It is estimated that one third of the world's population suffers from hypertension. Hypertension is also considered the most important risk factor for the development of heart disease. However, this condition is modifiable. This is why a lot of scientific research has been devoted to the study of remedies to keep blood pressure under control. Previous research had hypothesized a hypotensive action of both green and black tea. Thanks to a very recent scientific study it has been possible not only to demonstrate this property but also to understand its mechanism, and this could open the way to new treatments against hypertension. The research was published in the journal Cellular Physiology and Biochemistry by a team from the University of California, Irvine (Redford et al, Cell Physiol Biochem, 2021).
Hypotensive action of green and black tea
Green tea and black tea are valuable sources of antioxidant substances, such as epigallocatechin 3 gallate, or EGCG. These anti-radical substances have already been studied for their anti-cancer action but, as emerges from today's article, their effects are even more extensive and involve the control of blood pressure. The Californian researchers have in fact performed a series of studies, both in the laboratory using mass spectrometry techniques and through computer simulations, on cells placed in contact with green tea and black tea extracts.
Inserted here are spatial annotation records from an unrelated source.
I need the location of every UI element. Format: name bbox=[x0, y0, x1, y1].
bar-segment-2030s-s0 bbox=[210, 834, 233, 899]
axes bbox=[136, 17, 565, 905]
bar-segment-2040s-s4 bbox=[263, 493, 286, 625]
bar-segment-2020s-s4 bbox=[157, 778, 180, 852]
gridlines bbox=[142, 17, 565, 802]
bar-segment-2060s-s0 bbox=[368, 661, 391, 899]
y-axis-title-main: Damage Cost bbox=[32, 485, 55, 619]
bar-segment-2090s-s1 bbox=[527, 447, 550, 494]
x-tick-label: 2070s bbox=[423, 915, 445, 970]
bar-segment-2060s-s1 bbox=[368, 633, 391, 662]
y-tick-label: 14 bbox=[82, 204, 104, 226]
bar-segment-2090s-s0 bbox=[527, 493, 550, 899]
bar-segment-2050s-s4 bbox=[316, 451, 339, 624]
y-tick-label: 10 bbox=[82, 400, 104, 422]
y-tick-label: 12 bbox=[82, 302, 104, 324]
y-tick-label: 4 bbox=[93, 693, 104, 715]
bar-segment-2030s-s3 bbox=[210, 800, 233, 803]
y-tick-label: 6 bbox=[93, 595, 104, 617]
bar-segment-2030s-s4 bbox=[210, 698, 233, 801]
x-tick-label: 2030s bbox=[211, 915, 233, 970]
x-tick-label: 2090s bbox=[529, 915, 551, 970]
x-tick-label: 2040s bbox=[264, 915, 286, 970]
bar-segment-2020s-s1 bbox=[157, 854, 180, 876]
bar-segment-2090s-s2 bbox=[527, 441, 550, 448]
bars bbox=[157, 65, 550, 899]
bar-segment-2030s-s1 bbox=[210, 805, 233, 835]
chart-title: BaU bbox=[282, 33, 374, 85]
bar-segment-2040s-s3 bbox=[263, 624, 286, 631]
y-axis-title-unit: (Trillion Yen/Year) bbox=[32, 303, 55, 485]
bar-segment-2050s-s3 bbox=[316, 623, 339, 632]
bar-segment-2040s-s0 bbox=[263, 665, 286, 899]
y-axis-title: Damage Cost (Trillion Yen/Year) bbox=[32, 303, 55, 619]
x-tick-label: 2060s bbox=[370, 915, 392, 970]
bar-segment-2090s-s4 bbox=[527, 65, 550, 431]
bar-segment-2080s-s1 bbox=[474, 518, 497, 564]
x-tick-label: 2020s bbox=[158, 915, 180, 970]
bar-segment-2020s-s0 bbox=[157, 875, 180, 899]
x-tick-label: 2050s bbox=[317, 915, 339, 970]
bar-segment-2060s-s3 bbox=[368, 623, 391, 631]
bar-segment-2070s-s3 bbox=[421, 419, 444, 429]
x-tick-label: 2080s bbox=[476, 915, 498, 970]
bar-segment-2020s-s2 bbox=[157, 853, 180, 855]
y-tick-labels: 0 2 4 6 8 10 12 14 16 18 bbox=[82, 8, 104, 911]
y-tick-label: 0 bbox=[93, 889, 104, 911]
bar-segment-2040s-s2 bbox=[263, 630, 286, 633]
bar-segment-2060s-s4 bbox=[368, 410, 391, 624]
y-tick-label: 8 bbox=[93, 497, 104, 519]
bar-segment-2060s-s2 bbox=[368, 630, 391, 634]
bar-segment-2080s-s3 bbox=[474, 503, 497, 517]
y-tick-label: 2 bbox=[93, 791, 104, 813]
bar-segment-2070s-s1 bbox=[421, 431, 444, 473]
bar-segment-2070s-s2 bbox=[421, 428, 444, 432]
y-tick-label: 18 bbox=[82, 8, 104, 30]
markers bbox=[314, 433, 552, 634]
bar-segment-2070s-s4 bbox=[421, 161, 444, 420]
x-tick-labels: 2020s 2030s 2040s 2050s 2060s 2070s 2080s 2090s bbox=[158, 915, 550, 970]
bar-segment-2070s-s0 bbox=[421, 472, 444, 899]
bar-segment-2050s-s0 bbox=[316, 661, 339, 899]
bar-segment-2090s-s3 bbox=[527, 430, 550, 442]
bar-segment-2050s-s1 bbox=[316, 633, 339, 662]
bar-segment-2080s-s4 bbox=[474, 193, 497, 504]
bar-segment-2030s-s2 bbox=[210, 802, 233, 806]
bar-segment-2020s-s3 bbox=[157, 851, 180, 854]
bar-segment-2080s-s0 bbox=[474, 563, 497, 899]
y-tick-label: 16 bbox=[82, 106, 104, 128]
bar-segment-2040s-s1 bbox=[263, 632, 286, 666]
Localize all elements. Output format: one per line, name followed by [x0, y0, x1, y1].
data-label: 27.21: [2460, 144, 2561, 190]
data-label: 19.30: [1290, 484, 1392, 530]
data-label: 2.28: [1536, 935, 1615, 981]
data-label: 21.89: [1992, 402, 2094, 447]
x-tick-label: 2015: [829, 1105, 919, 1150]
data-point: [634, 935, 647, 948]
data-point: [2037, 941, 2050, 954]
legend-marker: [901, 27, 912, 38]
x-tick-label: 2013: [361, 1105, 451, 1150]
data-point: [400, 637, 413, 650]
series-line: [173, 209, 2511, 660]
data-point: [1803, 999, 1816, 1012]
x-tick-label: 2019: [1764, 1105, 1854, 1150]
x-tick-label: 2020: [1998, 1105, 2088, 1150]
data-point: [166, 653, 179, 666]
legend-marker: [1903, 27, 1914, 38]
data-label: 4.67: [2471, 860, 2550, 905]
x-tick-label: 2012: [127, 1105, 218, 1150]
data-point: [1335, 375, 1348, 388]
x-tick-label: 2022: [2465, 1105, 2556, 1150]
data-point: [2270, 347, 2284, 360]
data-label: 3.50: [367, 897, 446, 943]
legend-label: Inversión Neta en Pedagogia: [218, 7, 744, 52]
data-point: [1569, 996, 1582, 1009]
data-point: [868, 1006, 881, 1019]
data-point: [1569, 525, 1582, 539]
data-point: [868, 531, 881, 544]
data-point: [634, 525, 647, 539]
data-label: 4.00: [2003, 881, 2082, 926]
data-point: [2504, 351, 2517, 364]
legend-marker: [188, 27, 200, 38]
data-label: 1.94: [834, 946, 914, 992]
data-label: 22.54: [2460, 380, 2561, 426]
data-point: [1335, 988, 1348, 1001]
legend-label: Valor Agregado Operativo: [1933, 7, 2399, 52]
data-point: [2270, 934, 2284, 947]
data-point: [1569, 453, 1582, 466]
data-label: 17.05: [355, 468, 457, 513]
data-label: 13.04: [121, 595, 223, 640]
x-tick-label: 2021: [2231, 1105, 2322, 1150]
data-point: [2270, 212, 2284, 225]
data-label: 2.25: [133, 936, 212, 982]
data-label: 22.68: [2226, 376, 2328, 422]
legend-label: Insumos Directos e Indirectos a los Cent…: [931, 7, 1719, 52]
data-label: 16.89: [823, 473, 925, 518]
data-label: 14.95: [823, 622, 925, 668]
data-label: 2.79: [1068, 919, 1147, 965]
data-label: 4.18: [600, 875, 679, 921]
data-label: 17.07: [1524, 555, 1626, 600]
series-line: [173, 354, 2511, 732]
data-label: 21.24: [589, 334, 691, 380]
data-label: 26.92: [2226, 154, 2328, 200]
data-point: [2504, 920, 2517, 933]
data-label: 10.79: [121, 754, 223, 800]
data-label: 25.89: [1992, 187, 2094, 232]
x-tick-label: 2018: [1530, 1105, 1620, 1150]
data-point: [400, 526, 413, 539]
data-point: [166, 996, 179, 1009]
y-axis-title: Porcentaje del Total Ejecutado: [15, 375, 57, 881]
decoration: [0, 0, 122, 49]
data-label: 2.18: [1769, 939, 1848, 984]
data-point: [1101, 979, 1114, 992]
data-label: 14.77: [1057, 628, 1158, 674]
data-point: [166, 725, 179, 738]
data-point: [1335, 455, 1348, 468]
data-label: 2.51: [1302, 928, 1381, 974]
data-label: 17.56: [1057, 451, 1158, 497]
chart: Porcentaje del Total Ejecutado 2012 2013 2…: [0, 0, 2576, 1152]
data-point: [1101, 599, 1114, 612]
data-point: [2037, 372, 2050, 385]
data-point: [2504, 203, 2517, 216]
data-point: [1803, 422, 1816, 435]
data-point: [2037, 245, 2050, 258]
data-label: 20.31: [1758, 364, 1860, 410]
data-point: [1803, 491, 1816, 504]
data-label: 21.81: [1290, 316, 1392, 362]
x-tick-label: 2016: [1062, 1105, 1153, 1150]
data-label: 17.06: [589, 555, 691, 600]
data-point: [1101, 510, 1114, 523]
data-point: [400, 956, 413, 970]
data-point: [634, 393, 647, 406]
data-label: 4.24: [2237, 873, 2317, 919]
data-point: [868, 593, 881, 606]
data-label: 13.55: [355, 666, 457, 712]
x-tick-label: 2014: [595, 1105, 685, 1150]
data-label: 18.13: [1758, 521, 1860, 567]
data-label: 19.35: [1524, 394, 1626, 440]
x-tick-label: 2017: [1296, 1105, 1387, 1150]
What emerged is that the tea extracts are able to bind to a particular protein, called KCNQ5. This protein allows the passage of potassium ions through the cell membrane and acts on the tone of smooth muscle by dilating blood vessels with a hypotensive effect. By binding to KCNQ5, green and black tea extracts increase its action by more than twenty times. This explains the hypotensive properties of the two types of tea.
Black tea and milk, does anything change?
But the researchers went even further. In fact, they were able to observe the action on blood pressure when milk is added to black tea, as often happens in various countries around the world. It has been observed that, in this case, the beneficial action of tea is inhibited. However, according to the researchers, the latter aspect has yet to be evaluated as the results are unclear. In fact, the research took place in the laboratory and does not say what could happen in the stomach, where catechins and milk could be separated. There are studies, in fact, which state that milk inactivates the action of the antioxidants in tea, while others observe that black tea and milk together still reduce blood pressure.